Mountainhead movie review: A hangout trip with tech billionaires turns nasty in this blunt satire by Jesse Armstrong


Mountainhead movie review

Cast: Ramy Youssef, Cory Michael Smith, Steve Carell, and Jason Schwartzman

Director: Jesse Armstrong

Star rating: ★★★

The shadow of Succession looms large over the premise of Mountainhead- a hilariously morbid, tragically fierce takedown of the ultra-rich. Eat the rich yes, but it is the rich who want to eat themselves. The action begins at a mansion nestled in the snow-capped mountains, where four notoriously rich tech bros meet over the course of a weekend, while the world begins to fall apart.

Mountainhead is led with a strong ensemble of performances from Ramy Youssef, Cory Michael Smith, Steve Carell, and Jason Schwartzman.
Mountainhead is led with a strong ensemble of performances from Ramy Youssef, Cory Michael Smith, Steve Carell, and Jason Schwartzman.
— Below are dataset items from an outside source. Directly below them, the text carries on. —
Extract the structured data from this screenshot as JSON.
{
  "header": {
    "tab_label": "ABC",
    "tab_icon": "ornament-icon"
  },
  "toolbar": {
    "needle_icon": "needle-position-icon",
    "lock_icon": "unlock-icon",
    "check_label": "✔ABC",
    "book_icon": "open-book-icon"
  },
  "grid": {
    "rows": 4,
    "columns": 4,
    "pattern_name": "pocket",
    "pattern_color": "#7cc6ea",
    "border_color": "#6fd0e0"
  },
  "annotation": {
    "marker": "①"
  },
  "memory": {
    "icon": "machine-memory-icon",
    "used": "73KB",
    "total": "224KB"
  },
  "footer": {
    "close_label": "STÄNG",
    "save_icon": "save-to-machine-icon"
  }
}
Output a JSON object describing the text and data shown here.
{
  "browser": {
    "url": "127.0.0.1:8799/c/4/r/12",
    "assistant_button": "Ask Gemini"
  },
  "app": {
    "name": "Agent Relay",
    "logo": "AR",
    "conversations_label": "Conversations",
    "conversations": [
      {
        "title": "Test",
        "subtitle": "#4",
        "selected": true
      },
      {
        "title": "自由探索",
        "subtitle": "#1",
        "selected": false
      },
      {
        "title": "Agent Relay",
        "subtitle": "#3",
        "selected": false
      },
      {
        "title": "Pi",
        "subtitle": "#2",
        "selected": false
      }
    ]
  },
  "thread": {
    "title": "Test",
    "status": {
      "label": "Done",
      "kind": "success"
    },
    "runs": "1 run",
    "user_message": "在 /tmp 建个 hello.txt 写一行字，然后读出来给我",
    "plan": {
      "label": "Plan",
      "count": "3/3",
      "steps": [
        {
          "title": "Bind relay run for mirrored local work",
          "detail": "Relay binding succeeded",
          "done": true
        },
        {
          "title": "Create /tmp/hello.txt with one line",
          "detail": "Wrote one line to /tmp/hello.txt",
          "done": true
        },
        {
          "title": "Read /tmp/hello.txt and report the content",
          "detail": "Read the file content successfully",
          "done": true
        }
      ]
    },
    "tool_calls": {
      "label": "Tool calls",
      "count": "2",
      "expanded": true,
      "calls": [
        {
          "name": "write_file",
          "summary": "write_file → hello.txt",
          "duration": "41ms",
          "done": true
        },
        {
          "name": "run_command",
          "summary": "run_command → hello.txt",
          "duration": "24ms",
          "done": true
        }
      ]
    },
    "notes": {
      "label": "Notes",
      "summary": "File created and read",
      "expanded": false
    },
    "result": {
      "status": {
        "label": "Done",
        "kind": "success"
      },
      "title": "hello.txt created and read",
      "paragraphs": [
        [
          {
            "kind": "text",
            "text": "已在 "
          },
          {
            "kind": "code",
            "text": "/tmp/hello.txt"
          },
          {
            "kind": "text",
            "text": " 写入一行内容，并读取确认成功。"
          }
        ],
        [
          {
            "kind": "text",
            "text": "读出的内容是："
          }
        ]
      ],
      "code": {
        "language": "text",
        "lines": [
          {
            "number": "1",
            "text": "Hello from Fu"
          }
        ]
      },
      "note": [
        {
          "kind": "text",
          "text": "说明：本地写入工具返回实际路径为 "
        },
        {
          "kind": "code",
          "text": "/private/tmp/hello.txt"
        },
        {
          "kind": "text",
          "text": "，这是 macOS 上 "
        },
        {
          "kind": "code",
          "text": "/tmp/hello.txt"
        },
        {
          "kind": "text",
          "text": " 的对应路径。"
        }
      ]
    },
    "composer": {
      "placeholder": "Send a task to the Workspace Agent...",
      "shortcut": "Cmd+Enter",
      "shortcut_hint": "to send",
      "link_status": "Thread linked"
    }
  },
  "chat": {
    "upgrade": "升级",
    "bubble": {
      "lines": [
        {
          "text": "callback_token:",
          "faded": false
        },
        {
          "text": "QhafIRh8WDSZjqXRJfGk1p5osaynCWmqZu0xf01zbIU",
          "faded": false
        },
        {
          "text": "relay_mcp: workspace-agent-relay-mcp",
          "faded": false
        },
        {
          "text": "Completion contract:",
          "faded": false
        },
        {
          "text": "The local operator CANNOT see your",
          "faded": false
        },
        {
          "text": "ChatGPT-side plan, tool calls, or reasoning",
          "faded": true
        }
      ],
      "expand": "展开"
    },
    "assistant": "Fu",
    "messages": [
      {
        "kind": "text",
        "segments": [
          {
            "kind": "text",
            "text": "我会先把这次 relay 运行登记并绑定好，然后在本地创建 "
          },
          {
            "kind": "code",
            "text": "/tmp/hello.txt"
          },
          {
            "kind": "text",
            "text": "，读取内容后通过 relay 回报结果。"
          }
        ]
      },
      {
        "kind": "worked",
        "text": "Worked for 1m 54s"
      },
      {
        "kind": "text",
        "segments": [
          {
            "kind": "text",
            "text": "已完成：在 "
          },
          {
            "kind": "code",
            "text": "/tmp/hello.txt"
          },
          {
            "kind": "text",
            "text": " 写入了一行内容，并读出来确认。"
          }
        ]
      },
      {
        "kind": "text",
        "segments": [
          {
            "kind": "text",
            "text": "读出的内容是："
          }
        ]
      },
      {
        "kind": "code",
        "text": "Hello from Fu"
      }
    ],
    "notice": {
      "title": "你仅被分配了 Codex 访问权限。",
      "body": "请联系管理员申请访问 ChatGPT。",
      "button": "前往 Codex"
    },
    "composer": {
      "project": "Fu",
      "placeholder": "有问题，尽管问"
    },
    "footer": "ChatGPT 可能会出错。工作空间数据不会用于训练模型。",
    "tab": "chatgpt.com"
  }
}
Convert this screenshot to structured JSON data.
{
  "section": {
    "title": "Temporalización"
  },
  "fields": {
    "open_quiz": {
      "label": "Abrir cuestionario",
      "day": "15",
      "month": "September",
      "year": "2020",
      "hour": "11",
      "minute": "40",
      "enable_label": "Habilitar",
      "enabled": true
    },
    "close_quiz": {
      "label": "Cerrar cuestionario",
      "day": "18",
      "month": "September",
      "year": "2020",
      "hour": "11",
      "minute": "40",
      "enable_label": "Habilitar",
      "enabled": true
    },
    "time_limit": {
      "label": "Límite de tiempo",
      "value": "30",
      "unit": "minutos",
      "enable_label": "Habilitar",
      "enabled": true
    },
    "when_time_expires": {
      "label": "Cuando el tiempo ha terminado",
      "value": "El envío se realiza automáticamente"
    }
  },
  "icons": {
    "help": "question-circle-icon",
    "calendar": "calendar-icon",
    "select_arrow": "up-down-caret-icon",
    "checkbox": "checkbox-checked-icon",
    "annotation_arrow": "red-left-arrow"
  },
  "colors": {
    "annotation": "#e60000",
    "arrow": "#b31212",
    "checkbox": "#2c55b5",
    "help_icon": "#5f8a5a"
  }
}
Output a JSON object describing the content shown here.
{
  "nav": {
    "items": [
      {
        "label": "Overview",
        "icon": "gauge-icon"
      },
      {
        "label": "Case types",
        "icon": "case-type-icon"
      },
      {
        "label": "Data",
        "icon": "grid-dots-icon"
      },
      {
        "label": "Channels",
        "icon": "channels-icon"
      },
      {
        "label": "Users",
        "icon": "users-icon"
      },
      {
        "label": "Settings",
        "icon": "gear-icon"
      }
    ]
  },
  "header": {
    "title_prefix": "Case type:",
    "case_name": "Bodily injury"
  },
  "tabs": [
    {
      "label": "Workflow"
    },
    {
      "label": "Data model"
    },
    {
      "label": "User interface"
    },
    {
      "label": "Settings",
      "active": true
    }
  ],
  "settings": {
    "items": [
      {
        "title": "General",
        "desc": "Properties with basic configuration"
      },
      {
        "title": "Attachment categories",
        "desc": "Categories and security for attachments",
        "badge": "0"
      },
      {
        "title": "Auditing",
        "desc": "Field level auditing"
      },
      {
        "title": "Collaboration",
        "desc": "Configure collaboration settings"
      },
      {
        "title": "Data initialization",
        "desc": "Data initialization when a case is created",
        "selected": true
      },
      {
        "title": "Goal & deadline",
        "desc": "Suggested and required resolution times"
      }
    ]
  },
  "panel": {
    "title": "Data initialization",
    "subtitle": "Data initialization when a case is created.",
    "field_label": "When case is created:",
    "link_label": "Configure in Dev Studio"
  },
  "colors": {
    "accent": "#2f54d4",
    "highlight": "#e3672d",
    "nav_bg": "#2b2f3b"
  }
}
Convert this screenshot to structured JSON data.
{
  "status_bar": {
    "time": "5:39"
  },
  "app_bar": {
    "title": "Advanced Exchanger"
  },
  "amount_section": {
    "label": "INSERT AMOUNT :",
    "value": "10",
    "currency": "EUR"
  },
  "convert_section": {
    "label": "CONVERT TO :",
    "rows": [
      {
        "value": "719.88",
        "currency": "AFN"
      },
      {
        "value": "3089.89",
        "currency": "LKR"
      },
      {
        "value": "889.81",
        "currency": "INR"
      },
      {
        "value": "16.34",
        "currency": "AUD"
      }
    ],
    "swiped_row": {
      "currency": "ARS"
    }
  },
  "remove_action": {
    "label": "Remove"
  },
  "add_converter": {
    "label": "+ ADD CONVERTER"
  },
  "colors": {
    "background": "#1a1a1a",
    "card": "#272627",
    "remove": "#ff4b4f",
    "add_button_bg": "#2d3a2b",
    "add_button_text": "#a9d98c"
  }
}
Peppered with deliciously cold dialogues and twisty characters, this feels like familiar terrain for director Jesse Armstrong, fresh-off the feverish success of Succession. One can almost say this could be a spin-off from the Emmy-winning HBO show.

The premise

Mountainhead is essentially a chamber piece, where the entire action unfolds within the interiors of this mansion tucked away in the mountains. It is the brainchild of Hugo (Jason Schwartzman), the founder of a successful wellness app, trying to take up his millionaire status a few notches higher. He basically wants to be on the same page as his three billionaire friends whom he has called to stay over the weekend.

One of them is Venis (Cory Michael Smith), who owns the social media app called Traam. He seems to casually refer to acts of mass violence as fake, even as the same app’s AI features have caused global outrage. “This is so hyper-real it can’t be real,” he says. Then there is Jeff (Ramy Youssef), whose AI company is a potential threat to Venis. He becomes the moral compass of the group. The papa bear in the group is Randy (Steve Carell), the billionaire investor who gets to shoo away a doctor after receiving some bleak health report. “My view, and it’s essentially Hegelian, is that the whole of history essentially operates on the ‘F***! What? Cool!’ principle,” he believes.

What works

This is just a specimen of the brutally sharp and twisted dialogues that abound in Mountainhead- a film that is wry, unhinged and incredulous, often in the same breath. Armstrong seems to be playing a game here- flirting with an idea with such passive-aggressive distance that it never really takes itself too seriously. The build-up to the central crisis is hilarious and shocking in the way these men try to justify what they are about to do. They are desperate, hungry and absolutely feral; and the film digs into the satire that often trespasses into Lord of the Flies territory. The rich would kill themselves if need arises. The rest of the world can go to smoke.

However, Mountainhead often lacks a sort of momentum and emotional bandwidth because these men are simply too untrustworthy and impossible to witness. The film is almost too cold, too rigid. I could almost feel the absence of a Shiv Roy-like figure in the room, someone who could slightly shake off these men off their blissful ignorance. Nevertheless, the film is elevated to a degree because of the performances of the cast.

Final thoughts

Steve Carell and Jason Schwartzman are in fine form, and Cory Michael Smith is extremely effective in finding the comic vulgarity in Venis. But the real standout is Ramy Youssef- who sees through the rest of them a little more, and makes sense of the deception and manipulative behaviour that lies ahead in the game- poker or not.

Mountainhead is a film that is driven by temptations and amoral impulses. It is a shot at the dark end of despair. The tone is extremely precise in its bleakness and doom, given how immediately transfixing these global threats of AI and global crisis have become. There is a moment where a riot in shown in India, and the men watch the scene on Television- with nothing remarkable to note. They are half-convinced of it, and half-bothered in equal measure. But these men have all the power in the world, and we can’t help but be alarmed.

Mountainhead is available to watch on JioHotstar.